Michael floreció con parsimonia, a la antigua, en el salón de la casa del Tata, entre tazas de té en invierno y copas de helados en verano. El descubrimiento del amor y la dicha de sentirme aceptada me transformaron, la timidez dio paso a un carácter más bien explosivo y se terminaron esos largos períodos de rabioso silencio de la infancia y la adolescencia. Una vez por semana íbamos en su motocicleta a escuchar un concierto, sábado por medio me permitían ir al cine, siempre que regresara temprano, y algunos domingos mi abuelo lo invitaba a los almuerzos familiares, verdaderos torneos de resistencia. La sola comilona era una prueba rompehuesos: bocadillos de marisco, empanadas picantes, cazuela de gallina o pastel de choclo, torta de manjar blanco, vino con fruta y una jarra descomunal de pisco sour, el más fatídico brebaje chileno. Los comensales competían en la hazaña de tragarse aquel ágape y a veces, por afán de desafío, antes del postre pedían huevos fritos con tocino. Los sobrevivientes ganaban así el privilegio de manifestar sus locuras particulares. A la hora del café ya estaban discutiendo a gritos y antes que pasaran las copitas de licor dulce habían jurado que ése era el último domingo de parranda familiar, sin embargo a la semana siguiente se repetía con pocas variantes la misma mortificación porque ausentarse habría sido un desaire inconcebible, mi abuelo no lo habría perdonado. Yo temía esas reuniones casi tanto como los almuerzos en casa de Salvador Allende, donde las primas me miraban con disimulado desprecio porque no sabía de qué diablos hablaban. Vivían en una casa pequeña, acogedora, atiborrada de obras de arte, libros valiosos y fotografías que si aún existen, son documentos históricos. La política era el único tema en esa familia inteligente y bien informada. La conversación volaba por las alturas en torno a los acontecimientos mundiales y de vez en cuando aterrizaba en los últimos detalles de la chismografía nacional, pero en cualquier caso yo quedaba en la luna. En ese tiempo sólo leía novelas de ciencia ficción y mientras los Allende planeaban con fervor socialista la transformación del país, yo deambulaba de asteroide en asteroide en compañía de extraterrestres tan escurridizos como los ectoplasmas de mi abuela.

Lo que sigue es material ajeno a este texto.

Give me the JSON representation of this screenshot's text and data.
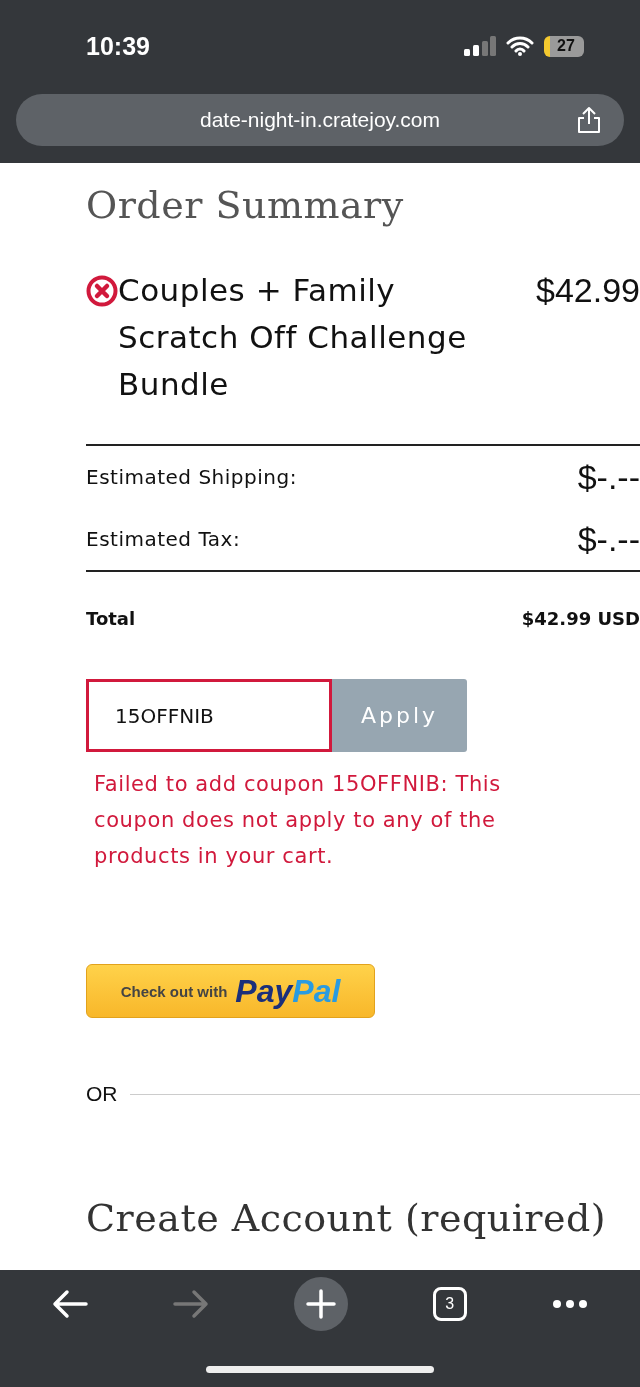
{
  "status_bar": {
    "time": "10:39",
    "battery": "27"
  },
  "address_bar": {
    "url": "date-night-in.cratejoy.com"
  },
  "order_summary": {
    "title": "Order Summary",
    "items": [
      {
        "name": "Couples + Family Scratch Off Challenge Bundle",
        "price": "$42.99"
      }
    ],
    "lines": [
      {
        "label": "Estimated Shipping:",
        "value": "$-.--"
      },
      {
        "label": "Estimated Tax:",
        "value": "$-.--"
      }
    ],
    "total": {
      "label": "Total",
      "value": "$42.99 USD"
    }
  },
  "coupon": {
    "value": "15OFFNIB",
    "button": "Apply",
    "error": "Failed to add coupon 15OFFNIB: This coupon does not apply to any of the products in your cart."
  },
  "paypal": {
    "label": "Check out with",
    "logo": [
      "Pay",
      "Pal"
    ]
  },
  "divider_label": "OR",
  "next_section": "Create Account (required)",
  "toolbar": {
    "tabs": "3",
    "forward_disabled": true
  }
}
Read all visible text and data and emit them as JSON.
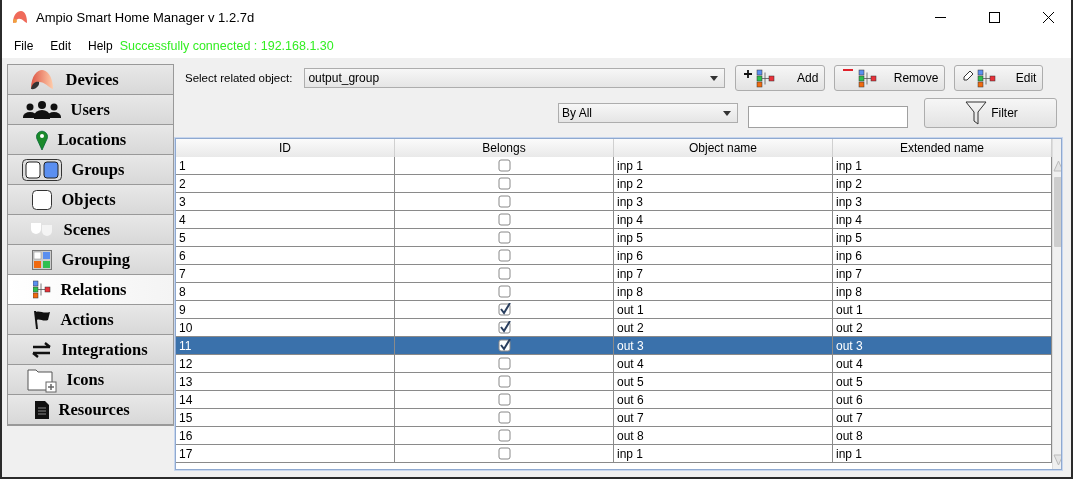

En la primera oportunidad en que sus padres viajaron a Santiago, Michael me llevó a conocerlos. Mis futuros suegros me esperaban a tomar té a las cinco de la tarde, mantel almidonado, porcelana inglesa pintada, panecillos hechos en casa. Me recibieron con simpatía, sentí que sin conocerme me aceptaban agradecidos por el amor que yo prodigaba a su hijo. El padre se lavó las manos una docena de veces durante mi breve visita y al sentarse a la mesa retiró la silla con los codos, para no ensuciárselas antes de la comida. Hacia el final me preguntó si era pariente de Salvador Allende y cuando asentí le cambió la expresión, pero su natural cortesía le impidió manifestar sus ideas al respecto en nuestro primer encuentro, ya habría ocasión de hacerlo más adelante. La madre de Michael me cautivó desde el comienzo, era un alma candorosa, incapaz de una mala intención, la bondad se asomaba en sus ojos líquidos color aguamarina. Me acogió con sencillez, como si nos conociéramos desde hacía años, y esa tarde sellamos un pacto secreto de ayuda mutua, que nos sería de gran utilidad en las pruebas dolorosas de los años siguientes. A los padres de Michael, que deben haber deseado para su hijo una muchacha tranquila y discreta de la colonia inglesa, no les costó mucho adivinar las fallas de mi carácter desde el comienzo, por lo mismo es admirable que me abrieran los brazos con tal prontitud.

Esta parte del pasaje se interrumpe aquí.